In Welden sitzt ein neuer Bürgermeister auf dem alten Stuhl

Weldens neuer Bürgermeister Stefan Scheider hat auf dem gleichen Stuhl Platz genommen, auf dem Peter Bergmeir saß.
Bild: Michaela Krämer

Plus In Welden arbeitet sich Stefan Scheider in sein Aufgabengebiet ein. Trotz Sicherheitsabstand und Hygieneregeln – eine Sache lässt er sich nicht nehmen.

Noch hängen keine Bilder an der Wand und auch sonst gibt es wenig Veränderungen im Büro des neuen Bürgermeisters.

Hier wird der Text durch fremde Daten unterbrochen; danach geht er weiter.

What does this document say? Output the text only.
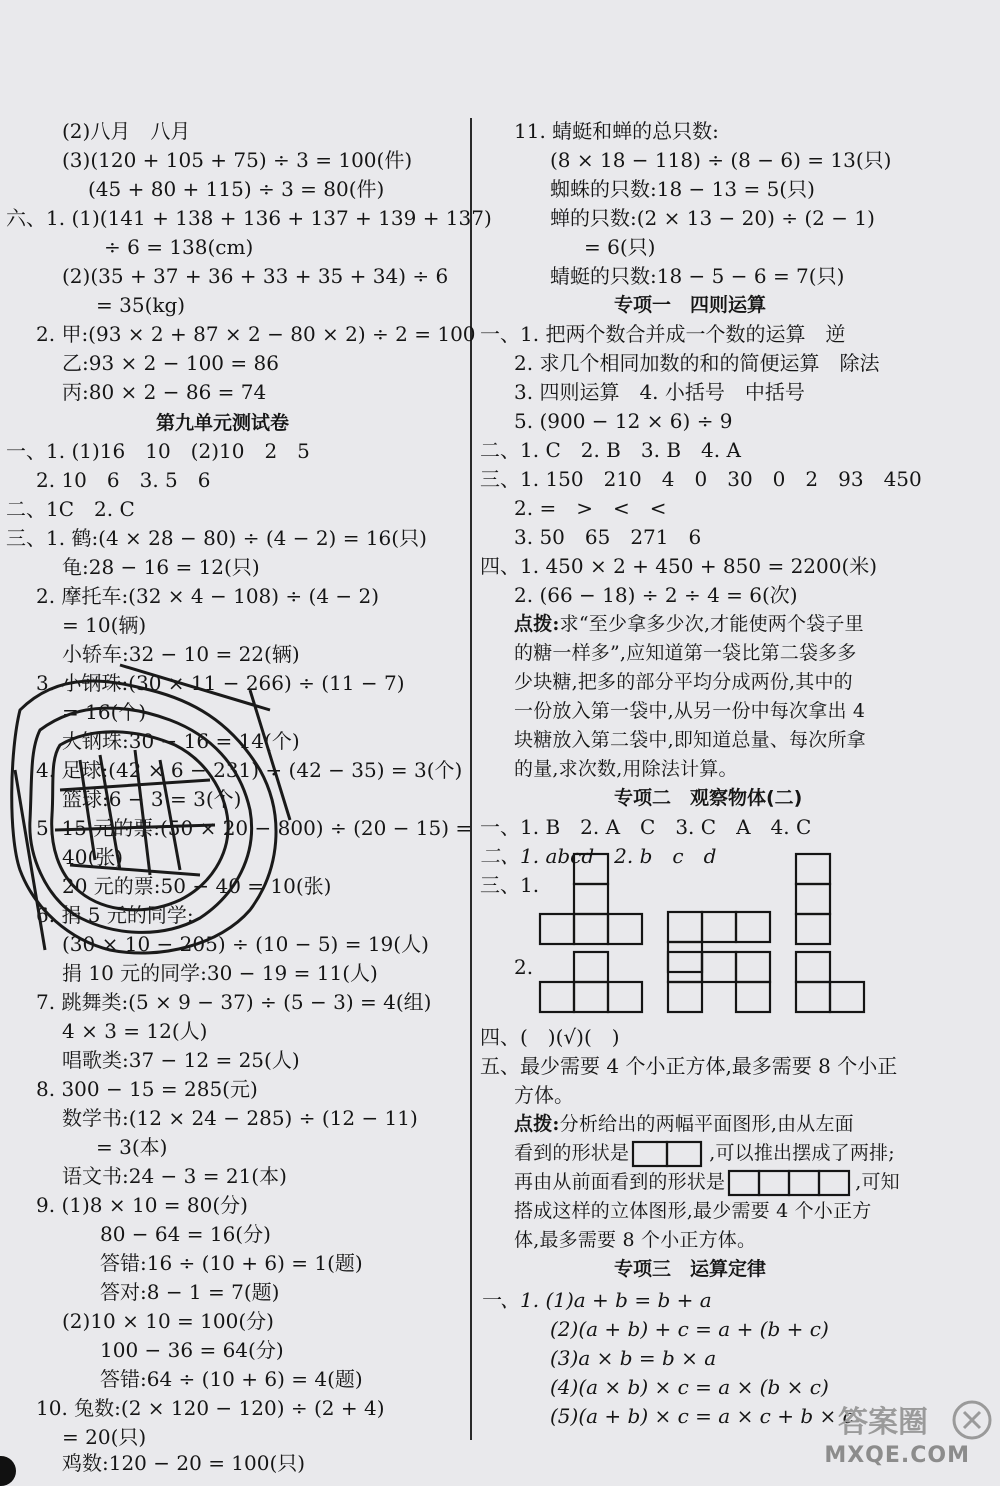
(2)八月　八月
(3)(120 + 105 + 75) ÷ 3 = 100(件)
(45 + 80 + 115) ÷ 3 = 80(件)
六、1. (1)(141 + 138 + 136 + 137 + 139 + 137)
÷ 6 = 138(cm)
(2)(35 + 37 + 36 + 33 + 35 + 34) ÷ 6
= 35(kg)
2. 甲:(93 × 2 + 87 × 2 − 80 × 2) ÷ 2 = 100
乙:93 × 2 − 100 = 86
丙:80 × 2 − 86 = 74
第九单元测试卷
一、1. (1)16　10　(2)10　2　5
2. 10　6　3. 5　6
二、1C　2. C
三、1. 鹤:(4 × 28 − 80) ÷ (4 − 2) = 16(只)
龟:28 − 16 = 12(只)
2. 摩托车:(32 × 4 − 108) ÷ (4 − 2)
= 10(辆)
小轿车:32 − 10 = 22(辆)
3. 小钢珠:(30 × 11 − 266) ÷ (11 − 7)
= 16(个)
大钢珠:30 − 16 = 14(个)
4. 足球:(42 × 6 − 231) ÷ (42 − 35) = 3(个)
篮球:6 − 3 = 3(个)
5. 15 元的票:(50 × 20 − 800) ÷ (20 − 15) =
40(张)
20 元的票:50 − 40 = 10(张)
6. 捐 5 元的同学:
(30 × 10 − 205) ÷ (10 − 5) = 19(人)
捐 10 元的同学:30 − 19 = 11(人)
7. 跳舞类:(5 × 9 − 37) ÷ (5 − 3) = 4(组)
4 × 3 = 12(人)
唱歌类:37 − 12 = 25(人)
8. 300 − 15 = 285(元)
数学书:(12 × 24 − 285) ÷ (12 − 11)
= 3(本)
语文书:24 − 3 = 21(本)
9. (1)8 × 10 = 80(分)
80 − 64 = 16(分)
答错:16 ÷ (10 + 6) = 1(题)
答对:8 − 1 = 7(题)
(2)10 × 10 = 100(分)
100 − 36 = 64(分)
答错:64 ÷ (10 + 6) = 4(题)
10. 兔数:(2 × 120 − 120) ÷ (2 + 4)
= 20(只)
鸡数:120 − 20 = 100(只)
11. 蜻蜓和蝉的总只数:
(8 × 18 − 118) ÷ (8 − 6) = 13(只)
蜘蛛的只数:18 − 13 = 5(只)
蝉的只数:(2 × 13 − 20) ÷ (2 − 1)
= 6(只)
蜻蜓的只数:18 − 5 − 6 = 7(只)
专项一　四则运算
一、1. 把两个数合并成一个数的运算　逆
2. 求几个相同加数的和的简便运算　除法
3. 四则运算　4. 小括号　中括号
5. (900 − 12 × 6) ÷ 9
二、1. C　2. B　3. B　4. A
三、1. 150　210　4　0　30　0　2　93　450
2. =　>　<　<
3. 50　65　271　6
四、1. 450 × 2 + 450 + 850 = 2200(米)
2. (66 − 18) ÷ 2 ÷ 4 = 6(次)
点拨:求“至少拿多少次,才能使两个袋子里
的糖一样多”,应知道第一袋比第二袋多多
少块糖,把多的部分平均分成两份,其中的
一份放入第一袋中,从另一份中每次拿出 4
块糖放入第二袋中,即知道总量、每次所拿
的量,求次数,用除法计算。
专项二　观察物体(二)
一、1. B　2. A　C　3. C　A　4. C
二、1. abcd　2. b　c　d
三、1.
2.
四、(　)(√)(　)
五、最少需要 4 个小正方体,最多需要 8 个小正
方体。
点拨:分析给出的两幅平面图形,由从左面
看到的形状是	,可以推出摆成了两排;
再由从前面看到的形状是	,可知
搭成这样的立体图形,最少需要 4 个小正方
体,最多需要 8 个小正方体。
专项三　运算定律
一、1. (1)a + b = b + a
(2)(a + b) + c = a + (b + c)
(3)a × b = b × a
(4)(a × b) × c = a × (b × c)
(5)(a + b) × c = a × c + b × c
答案圈
MXQE.COM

Dazu war noch keine Zeit, sagt Stefan Scheider. Eine Woche ist vergangen, seitdem Weldens neuer Rathauschef seinen Amtseid geleistet hat.

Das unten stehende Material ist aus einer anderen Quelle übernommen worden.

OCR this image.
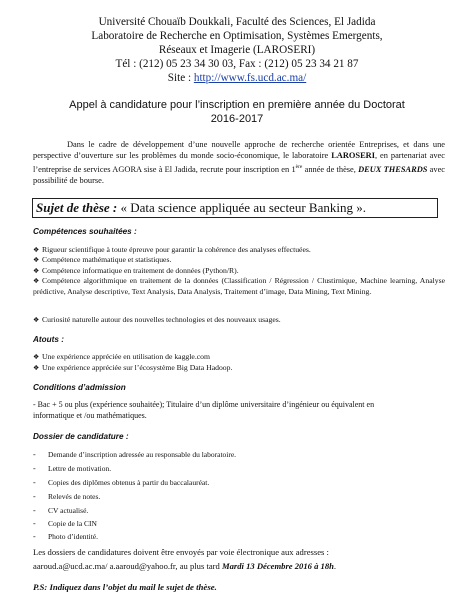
Université Chouaïb Doukkali, Faculté des Sciences, El Jadida
Laboratoire de Recherche en Optimisation, Systèmes Emergents,
Réseaux et Imagerie (LAROSERI)
Tél : (212) 05 23 34 30 03, Fax : (212) 05 23 34 21 87
Site : http://www.fs.ucd.ac.ma/
Appel à candidature pour l’inscription en première année du Doctorat
2016-2017
Dans le cadre de développement d’une nouvelle approche de recherche orientée Entreprises, et dans une perspective d’ouverture sur les problèmes du monde socio-économique, le laboratoire LAROSERI, en partenariat avec l’entreprise de services AGORA sise à El Jadida, recrute pour inscription en 1ère année de thèse, DEUX THESARDS avec possibilité de bourse.
Sujet de thèse : « Data science appliquée au secteur Banking ».
Compétences souhaitées :
❖ Rigueur scientifique à toute épreuve pour garantir la cohérence des analyses effectuées.
❖ Compétence mathématique et statistiques.
❖ Compétence informatique en traitement de données (Python/R).
❖ Compétence algorithmique en traitement de la données (Classification / Régression / Clustirnique, Machine learning, Analyse prédictive, Analyse descriptive, Text Analysis, Data Analysis, Traitement d’image, Data Mining, Text Mining.
❖ Curiosité naturelle autour des nouvelles technologies et des nouveaux usages.
Atouts :
❖ Une expérience appréciée en utilisation de kaggle.com
❖ Une expérience appréciée sur l’écosystème Big Data Hadoop.
Conditions d’admission
- Bac + 5 ou plus (expérience souhaitée); Titulaire d’un diplôme universitaire d’ingénieur ou équivalent en
informatique et /ou mathématiques.
Dossier de candidature :
- Demande d’inscription adressée au responsable du laboratoire.
- Lettre de motivation.
- Copies des diplômes obtenus à partir du baccalauréat.
- Relevés de notes.
- CV actualisé.
- Copie de la CIN
- Photo d’identité.
Les dossiers de candidatures doivent être envoyés par voie électronique aux adresses :
aaroud.a@ucd.ac.ma/ a.aaroud@yahoo.fr, au plus tard Mardi 13 Décembre 2016 à 18h.
P.S: Indiquez dans l’objet du mail le sujet de thèse.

Nach wie vor steht Scheider morgens mit seinen Kindern auf. Abends verweilt er länger im Büro. Einlesen in die Thematik, Sachstände einholen, das alles erfordert Zeit. „Ich muss mir ein Bild von den Abläufen in der Gemeinde machen und viele Gespräche führen“, sagt er. Das Tagesgeschäft bleibe dadurch noch etwas auf der Strecke. „Zur Zeit sind es Dinge, die momentan schon am Laufen sind, was natürlich die Arbeit erleichtert“, sagt er. Und zum Glück habe er ja noch seine beiden Vorzimmerdamen, die ihn in jeglicher Hinsicht unterstützen. „Sie sind unentbehrlich und wissen natürlich sehr viel mehr als ich.“

Er war selbst lange in der Verwaltung tätig

Von den Mitarbeitern im Rathaus sei ihm viel Freundlichkeit begegnet. Kein Wunder, war er doch selbst lange in der Verwaltung tätig. Und so lässt er es sich nicht nehmen, am Morgen seine ehemaligen Kolleginnen und Kollegen zu begrüßen.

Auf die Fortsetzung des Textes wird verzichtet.